Big in Live and Let Die, as well as roles in Across 110th
Street and Truck Turner.
He also starred as an auto worker in Blue Collar. The following year he
played one of his best-known roles, as Parker in the successful film Alien.
He also played a Baltimore police Lieutenant Al Giardello in the television
series Homicide: Life on the Street. Kotto’s son Fredrick is a police
officer with the city of San Jose, California. He also starred in other
productions such as Brubaker, the made for television movie, Raid
on Entebbe, where he played Ugandan dictator, Idi Amin, Eye of the Tiger, the historic and
landmark television mini series, Roots,
and Midnight Run.
1950
Dr. Arthur Dorrington, a dentist, becomes the first African American in organized hockey to
suit up, a member of the Atlantic City Seagulls of the Eastern Amateur Hockey
League. He was a native of Nova Scotia. After U.S. Army service, he
signed with New York Rangers with one of team’s farm clubs in 1950 but chose
instead to play for Atlantic City Seagulls of Easter League. He led them to
league championship in 1951. After a career-ending injury, he built a second
profession as officer in Atlantic County Sheriff’s Department.
1951
Willie Mays, New York Giants’ center fielder, was named National League “Rookie of
the Year” by the Baseball Writers Association of America.
1960
Elgin Baylor, of the Los Angeles Lakers scores 71 points against the New York
Knicks.
1969
The Amistad Research Center is incorporated as an independent archive, library, & museum
dedicated to preserving African American & ethnic history and culture. The
center collects original source materials on the history of the nation’s ethnic
minorities and race relations in the United States (over 10 million documents).

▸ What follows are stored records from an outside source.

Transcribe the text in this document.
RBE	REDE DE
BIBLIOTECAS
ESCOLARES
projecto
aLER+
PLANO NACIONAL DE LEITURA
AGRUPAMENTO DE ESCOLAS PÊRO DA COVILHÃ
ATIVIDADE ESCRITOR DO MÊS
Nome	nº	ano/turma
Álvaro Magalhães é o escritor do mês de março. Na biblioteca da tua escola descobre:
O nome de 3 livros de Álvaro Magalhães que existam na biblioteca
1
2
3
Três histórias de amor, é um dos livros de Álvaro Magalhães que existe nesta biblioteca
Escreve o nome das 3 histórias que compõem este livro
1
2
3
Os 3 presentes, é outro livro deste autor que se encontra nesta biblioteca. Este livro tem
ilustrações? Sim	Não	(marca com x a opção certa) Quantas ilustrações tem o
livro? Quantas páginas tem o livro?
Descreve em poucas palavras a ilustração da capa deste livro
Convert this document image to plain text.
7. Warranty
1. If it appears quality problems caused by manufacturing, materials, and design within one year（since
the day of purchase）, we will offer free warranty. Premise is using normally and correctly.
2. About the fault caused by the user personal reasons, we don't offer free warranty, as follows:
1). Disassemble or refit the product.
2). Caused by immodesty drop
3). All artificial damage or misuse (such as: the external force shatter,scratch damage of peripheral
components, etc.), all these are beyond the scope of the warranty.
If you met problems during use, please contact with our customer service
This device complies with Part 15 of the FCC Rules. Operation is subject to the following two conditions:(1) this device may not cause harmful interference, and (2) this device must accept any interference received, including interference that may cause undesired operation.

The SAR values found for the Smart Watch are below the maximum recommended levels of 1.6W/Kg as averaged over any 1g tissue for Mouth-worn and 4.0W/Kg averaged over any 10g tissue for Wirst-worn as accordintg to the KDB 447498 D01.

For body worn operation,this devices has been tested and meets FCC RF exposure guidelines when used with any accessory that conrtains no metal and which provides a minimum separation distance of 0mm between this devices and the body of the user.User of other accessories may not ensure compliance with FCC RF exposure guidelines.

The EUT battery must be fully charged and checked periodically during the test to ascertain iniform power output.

The Amistad was organized by the Race Relations Department of Fisk University
and the American Missionary Association in 1966. The library is now located in
Tilton Hall on the campus of Tulane University in New Orleans, Louisiana.
1976
The Plains Baptist Church, home church of President
Jimmy Carter, votes to admit African American
worshipers. The church had been under pressure to admit African Americans since
Reverend Clennon
King had announced his intentions to join the congregation.
1979
The Nobel Prize in economics is awarded to Professor Arthur Lewis of Princeton University. He is
the first African American to receive the coveted prize in a category other
than peace.
1979
The NAACP’s Spingarn Medal is awarded to Rosa L. Parks, who was the Catalyst in the Montgomery, Alabama bus boycott of
1955-56.
1989
President George Bush signs a bill to rename a Houston, Texas, federal building after George Thomas “Mickey” Leland, the Houston congressman who died in a plane crash earlier in the
year.
1990
On this day, the US Golf Association banned racial & gender discrimination.
1998
Kwame Ture succumbs to prostate cancer in Guinea and joins the ancestors at age
57. He was born Stokely
Carmichael in the country of Trinidad (1941) and in
1966 coined the phrase, “Black Power.”